Pineapple and Shrimp Street Tacos

Ingredients

  • 1 pound fresh shrimp – de-shelled and tails removed
  • 1 8oz can diced pineapple chunks, drained
  • 1 medium vadalia or other sweet onion, chopped into large chunks
  • Chopped cilantro
  • Extra virgin olive oil or Grapeseed oil
  • Corn Tortillas
  • Salt and pepper

Preparation

  • You can either use a standard outdoor grill, an electric grill, or a cast iron stove top grill, depending on what you have available.
  • Brush oil all over your ingredients, except cilantro. Season with a dusting of salt, and then pepper.
  • With a paper towel, rub a little oil on your grill space if you are using an electric or cast iron stove top grill.
  • Once your grill is hot, spread your ingredients, except cilantro, on the grill and cook for approximately 3 minutes per side. The goal is to lightly char the veggies and cook the shrimp until it is translucent.
  • While your fillings are cooking, heat up your tortillas over an open burner on your stove. Store them in a tortilla warmer until you are finished heating them all up.

Pineapple and Shrimp Skewers

  • The prep is almost identical, but for ingredients, buy pineapple rings and chop them in larger chunks, in some cherry tomatoes, and cut the sweet onion into large chunks.
  • Thread on a wood skewer soaked in water or a metal skewer and brush with olive oil. You can sprinkle salt and pepper, too, if you like.
  • Heat on your grill for about 3 minutes per side to char the veggies and get the shrimp translucent.

If you want a really light dish, just serve each person two tacos (or skewers) with the salsa spread over them and sprinkled with cilantro. If you need some starch to keep you full, I recommend a plain rice, like basmati, with a little butter and salt. You have so much flavor, just don’t make a starchy side with loads of spice to compete with your main course.

Nom On,

~Crunchy

Baked BBQ Chicken: Chicken-lickin’ good

I thought for my first post I would share a great recipe for baked ‘BBQ’ chicken.

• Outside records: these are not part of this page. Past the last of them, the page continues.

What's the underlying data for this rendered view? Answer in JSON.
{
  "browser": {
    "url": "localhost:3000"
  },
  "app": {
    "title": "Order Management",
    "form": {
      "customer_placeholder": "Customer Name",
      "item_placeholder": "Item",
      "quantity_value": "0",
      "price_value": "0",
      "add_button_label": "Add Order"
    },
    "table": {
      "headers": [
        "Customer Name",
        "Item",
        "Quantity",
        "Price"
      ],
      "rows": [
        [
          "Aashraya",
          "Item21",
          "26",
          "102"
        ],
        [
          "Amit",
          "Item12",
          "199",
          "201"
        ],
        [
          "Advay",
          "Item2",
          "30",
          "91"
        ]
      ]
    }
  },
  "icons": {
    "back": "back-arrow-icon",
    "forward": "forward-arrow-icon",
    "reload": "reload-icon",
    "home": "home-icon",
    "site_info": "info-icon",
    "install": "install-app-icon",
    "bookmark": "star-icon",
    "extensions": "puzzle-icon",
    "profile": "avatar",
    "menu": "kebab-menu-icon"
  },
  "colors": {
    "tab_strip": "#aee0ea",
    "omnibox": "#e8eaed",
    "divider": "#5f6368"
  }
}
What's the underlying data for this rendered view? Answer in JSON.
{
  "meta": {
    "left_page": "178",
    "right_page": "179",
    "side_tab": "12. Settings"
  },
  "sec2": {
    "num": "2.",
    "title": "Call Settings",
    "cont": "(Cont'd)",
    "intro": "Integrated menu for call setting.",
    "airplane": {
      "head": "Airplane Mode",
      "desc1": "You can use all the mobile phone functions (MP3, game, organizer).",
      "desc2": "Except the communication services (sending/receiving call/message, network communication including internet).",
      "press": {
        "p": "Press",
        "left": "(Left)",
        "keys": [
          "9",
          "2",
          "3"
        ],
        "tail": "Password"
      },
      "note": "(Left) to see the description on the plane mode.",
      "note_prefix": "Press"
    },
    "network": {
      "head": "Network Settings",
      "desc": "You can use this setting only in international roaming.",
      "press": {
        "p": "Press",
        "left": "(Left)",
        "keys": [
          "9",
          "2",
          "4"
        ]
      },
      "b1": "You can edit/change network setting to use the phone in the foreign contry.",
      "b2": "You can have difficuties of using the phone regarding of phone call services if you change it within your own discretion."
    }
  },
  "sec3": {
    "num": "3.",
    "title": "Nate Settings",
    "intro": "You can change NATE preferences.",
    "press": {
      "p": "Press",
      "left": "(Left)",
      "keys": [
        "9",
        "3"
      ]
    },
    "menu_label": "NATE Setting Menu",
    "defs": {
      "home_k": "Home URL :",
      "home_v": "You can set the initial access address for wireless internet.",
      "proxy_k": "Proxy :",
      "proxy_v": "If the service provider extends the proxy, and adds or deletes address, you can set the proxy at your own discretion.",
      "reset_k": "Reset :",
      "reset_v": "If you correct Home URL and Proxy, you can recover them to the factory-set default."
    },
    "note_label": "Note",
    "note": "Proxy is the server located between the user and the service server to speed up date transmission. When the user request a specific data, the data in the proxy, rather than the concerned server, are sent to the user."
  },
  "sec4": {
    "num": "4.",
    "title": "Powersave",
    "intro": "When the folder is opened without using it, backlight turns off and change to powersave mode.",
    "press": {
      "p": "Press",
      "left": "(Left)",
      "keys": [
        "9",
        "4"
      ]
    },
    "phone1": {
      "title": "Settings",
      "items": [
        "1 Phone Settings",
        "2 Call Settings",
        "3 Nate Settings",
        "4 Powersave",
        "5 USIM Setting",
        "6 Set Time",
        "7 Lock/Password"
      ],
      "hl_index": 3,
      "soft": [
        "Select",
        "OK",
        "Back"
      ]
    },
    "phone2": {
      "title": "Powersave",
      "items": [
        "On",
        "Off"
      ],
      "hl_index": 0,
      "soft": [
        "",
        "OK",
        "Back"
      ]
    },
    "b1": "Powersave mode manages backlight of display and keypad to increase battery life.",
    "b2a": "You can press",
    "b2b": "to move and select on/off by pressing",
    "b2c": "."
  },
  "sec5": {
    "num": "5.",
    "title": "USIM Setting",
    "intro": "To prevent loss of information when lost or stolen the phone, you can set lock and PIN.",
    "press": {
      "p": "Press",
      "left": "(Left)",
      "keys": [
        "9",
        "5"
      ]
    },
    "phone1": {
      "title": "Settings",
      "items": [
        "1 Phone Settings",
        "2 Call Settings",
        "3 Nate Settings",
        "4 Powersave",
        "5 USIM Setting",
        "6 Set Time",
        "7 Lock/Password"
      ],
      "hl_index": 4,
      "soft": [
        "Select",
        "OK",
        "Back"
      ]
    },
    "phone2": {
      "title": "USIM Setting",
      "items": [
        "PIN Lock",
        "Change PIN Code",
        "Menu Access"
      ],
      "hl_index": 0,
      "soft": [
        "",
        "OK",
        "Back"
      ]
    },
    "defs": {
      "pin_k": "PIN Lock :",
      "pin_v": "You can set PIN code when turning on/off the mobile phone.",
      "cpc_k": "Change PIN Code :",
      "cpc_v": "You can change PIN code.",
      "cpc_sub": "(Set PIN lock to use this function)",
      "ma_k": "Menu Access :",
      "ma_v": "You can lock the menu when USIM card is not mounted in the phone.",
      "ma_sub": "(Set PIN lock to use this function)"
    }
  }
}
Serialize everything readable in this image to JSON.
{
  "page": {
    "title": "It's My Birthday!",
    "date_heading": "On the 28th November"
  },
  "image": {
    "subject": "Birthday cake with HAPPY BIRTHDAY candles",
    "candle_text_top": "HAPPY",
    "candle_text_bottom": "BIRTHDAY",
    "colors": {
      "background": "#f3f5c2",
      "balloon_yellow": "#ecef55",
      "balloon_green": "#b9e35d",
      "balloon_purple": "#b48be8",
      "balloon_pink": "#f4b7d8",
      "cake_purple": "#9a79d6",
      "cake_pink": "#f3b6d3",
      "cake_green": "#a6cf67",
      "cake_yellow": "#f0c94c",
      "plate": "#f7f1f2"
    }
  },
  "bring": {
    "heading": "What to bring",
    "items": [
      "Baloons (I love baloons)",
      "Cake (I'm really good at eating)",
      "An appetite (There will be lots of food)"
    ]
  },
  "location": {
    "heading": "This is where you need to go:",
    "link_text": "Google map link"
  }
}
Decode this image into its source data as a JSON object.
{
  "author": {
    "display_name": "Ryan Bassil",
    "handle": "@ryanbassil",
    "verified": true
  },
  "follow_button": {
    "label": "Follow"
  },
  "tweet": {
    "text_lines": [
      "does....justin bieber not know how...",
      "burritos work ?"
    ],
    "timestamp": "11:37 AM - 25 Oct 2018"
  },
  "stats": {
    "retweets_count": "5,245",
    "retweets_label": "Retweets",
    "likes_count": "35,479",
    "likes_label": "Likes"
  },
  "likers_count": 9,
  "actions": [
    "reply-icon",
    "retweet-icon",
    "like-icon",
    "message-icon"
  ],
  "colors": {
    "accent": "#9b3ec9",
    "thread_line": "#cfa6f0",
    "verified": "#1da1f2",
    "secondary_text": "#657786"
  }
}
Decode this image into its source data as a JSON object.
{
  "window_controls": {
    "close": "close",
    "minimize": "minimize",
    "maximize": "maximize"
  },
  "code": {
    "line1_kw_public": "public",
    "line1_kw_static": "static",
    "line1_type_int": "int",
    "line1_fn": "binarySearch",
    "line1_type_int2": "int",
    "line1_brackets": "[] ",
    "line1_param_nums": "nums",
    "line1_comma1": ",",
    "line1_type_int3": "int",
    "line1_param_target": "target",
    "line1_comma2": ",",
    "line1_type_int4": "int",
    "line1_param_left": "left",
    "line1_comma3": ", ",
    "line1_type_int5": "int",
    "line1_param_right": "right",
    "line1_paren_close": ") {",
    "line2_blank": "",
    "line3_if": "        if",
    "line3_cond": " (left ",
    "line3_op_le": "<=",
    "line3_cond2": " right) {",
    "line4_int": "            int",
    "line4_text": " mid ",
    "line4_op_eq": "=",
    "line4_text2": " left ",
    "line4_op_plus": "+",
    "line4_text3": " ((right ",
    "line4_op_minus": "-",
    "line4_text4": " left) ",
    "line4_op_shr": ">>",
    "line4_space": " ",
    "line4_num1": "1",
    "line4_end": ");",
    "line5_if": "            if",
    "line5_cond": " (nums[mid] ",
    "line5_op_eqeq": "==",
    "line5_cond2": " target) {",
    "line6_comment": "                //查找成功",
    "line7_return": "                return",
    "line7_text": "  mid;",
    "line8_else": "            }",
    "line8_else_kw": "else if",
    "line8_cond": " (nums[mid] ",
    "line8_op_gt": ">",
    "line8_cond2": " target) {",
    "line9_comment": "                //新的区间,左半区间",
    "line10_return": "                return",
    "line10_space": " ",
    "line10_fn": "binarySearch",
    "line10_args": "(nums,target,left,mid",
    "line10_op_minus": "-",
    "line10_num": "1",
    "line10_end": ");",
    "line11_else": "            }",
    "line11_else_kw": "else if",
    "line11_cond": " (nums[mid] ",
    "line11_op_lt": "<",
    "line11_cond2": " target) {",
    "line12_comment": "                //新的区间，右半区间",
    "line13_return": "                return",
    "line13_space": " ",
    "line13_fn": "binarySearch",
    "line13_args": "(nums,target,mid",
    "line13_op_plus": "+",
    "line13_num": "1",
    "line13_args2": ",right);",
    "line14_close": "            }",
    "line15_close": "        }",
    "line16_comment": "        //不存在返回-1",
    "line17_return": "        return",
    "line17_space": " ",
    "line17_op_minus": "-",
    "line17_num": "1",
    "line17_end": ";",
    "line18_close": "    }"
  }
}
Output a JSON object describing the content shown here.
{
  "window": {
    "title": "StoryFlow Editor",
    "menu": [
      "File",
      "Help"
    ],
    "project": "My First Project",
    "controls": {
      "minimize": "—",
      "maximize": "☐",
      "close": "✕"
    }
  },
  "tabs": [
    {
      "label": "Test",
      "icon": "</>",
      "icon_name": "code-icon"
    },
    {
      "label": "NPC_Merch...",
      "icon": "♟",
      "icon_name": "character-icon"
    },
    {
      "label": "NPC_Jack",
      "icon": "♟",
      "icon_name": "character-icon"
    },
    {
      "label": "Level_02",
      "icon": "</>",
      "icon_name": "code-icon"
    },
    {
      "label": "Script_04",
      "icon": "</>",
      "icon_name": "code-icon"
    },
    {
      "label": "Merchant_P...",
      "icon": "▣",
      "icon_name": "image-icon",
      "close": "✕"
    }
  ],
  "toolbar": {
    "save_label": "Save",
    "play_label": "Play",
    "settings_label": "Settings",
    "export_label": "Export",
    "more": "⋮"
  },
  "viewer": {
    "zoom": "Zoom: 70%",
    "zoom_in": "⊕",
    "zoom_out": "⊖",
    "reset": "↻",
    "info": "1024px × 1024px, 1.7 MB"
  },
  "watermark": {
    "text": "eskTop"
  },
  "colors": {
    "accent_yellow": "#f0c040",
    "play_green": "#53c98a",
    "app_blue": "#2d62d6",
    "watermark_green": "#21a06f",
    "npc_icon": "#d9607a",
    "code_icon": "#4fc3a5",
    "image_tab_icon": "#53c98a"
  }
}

I found this simple approach to getting the sticky, gooey mess I love about BBQ food without the fuss of a grill. I hope you enjoy it!

Baked BBQ Chicken Drumsticks

Ingredients

  • Chicken Legs or Thighs (the bone-in, dark meat is juicer than boneless chicken breast.)
  • Olive Oil
  • Salt and Pepper
  • Sweet Heat BBQ sauce 

Preparation

  • Pre-heat oven to 400 degrees
  • Lay out ckicken on a rimmed, foil covered baking sheet
    • Brush meat with olive oil all over
    • Sprinkle salt and pepper all over
    • Set timer and bake for 20 minutes
  • Pull Chicken from oven
    • Brush chicken all over with BBQ sauce and bake for 7 minutes
    • Repeat once more and check internal temperature. If you have reached 160 degrees, allow chicken to rest
    • If needed, brush chicken with sauce once more and bake for an additional 5-7 minutes
  • For the final round of baking, check the chicken’s temperature to be sure it hasn’t already passed 160°F. If your chicken often turns out dry or chewy, you’re overcooking it. Remember, meat continues to cook after it’s removed from the oven. That’s why recipes tell you to let it “rest”—the internal heat finishes the job.
    In our world of paranoia about bacteria and food poisoning, it’s tempting to overcook meat. But the truth is, overcooked meat tastes terrible. 165°F is all you need. Respect the internal temperature, and let the meat rest.

If you don’t feel like making a big meal, these are delightful to eat with a loaf of fresh bread.